IBM has not yet attempted to achieve this ultimate test in a general, referred manner, but has always pushed our state of the art in machine cognition. This is especially true in solving well formed problems like chess, in which Deep Blue, an IBM supercomputer, was pitted against Garry Kasparov and won. However, taking on something far less structured - like playing a game of Jeopardy, has been a much more daunting task.
Designing a system that could square off against human competitors in a way that would allow the audience to transparently determine who the winner was with randomly selected questions is far more than a great public relations ploy. The computer and human contestants receive clues at the same time (though the computer receives the question as text, to avoid the difficult parsing problems of human speech). Like people, the computer must make judgments about how likely it is to have the correct answer, and trigger the buzzer when it thinks it has the answer. The demonstration serves as a useful benchmark of how well computers can understand complex information requirements, expressed in the form that humans do, in natural language questions and interactive dialog. Computers have to interpret and synthesize natural language text, then integrate and rapidly reason over the machine's available knowledge to deliver meaningful answers.

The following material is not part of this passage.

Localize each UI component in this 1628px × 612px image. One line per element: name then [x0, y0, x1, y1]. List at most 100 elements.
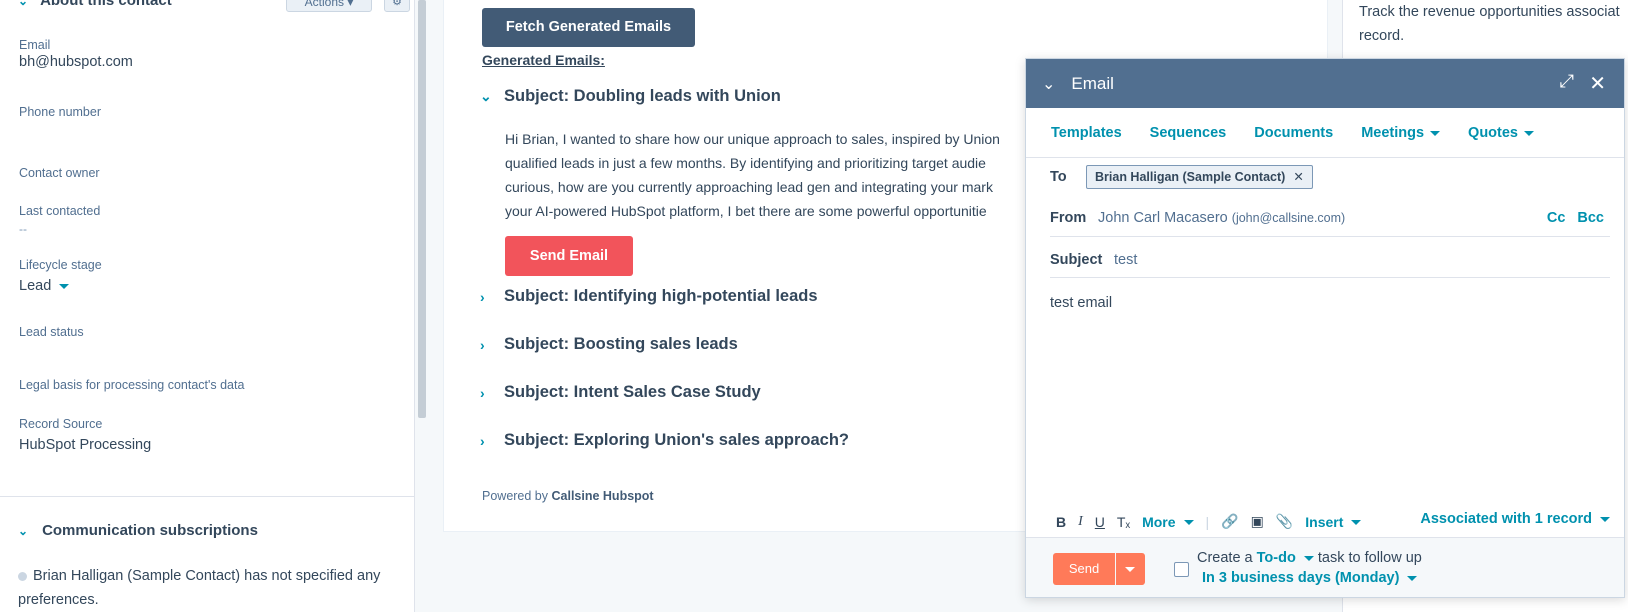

A recent article in the New York Times describes the amazing effectiveness of this capabilty on subtle questions like:
- A ‘Green Acres’ star goes existential (& French) as the author of ‘The Fall' (Who is Eddie Albert Camus)
- This action flick starring Roy Scheider in a high-tech police helicopter was also briefly a TV series (Blue Thunder)
- The greyhound originated more than 5,000 years ago in this African country, where it was used to hunt gazelles (Egypt)
- Classic candy bar that’s a female Supreme Court justice (Baby Ruth GInsberg)
- He was presidentially pardoned on Sept. 8, 1974 (Nixon)
- In 1594 he took a job as a tax collector in Andalusia (Cervantes)
- In Poland, pick up somekalafjor if you crave this broccoli relative (cauliflower)
- This ‘insect’ of a gangster was a real-life hit man for Murder Incorporated in the 1930s & ’40s (Bugsy Siegel)
Watson may not yet quite be at Ken Jennings level, but with this progress, it is only a matter of time! The practical applications of this - fact-checking, free-form natural language inquiries, etc - are exciting, and a little unnerving. Are you ready for the living room television to ask you, 'What's wrong, Dave?'.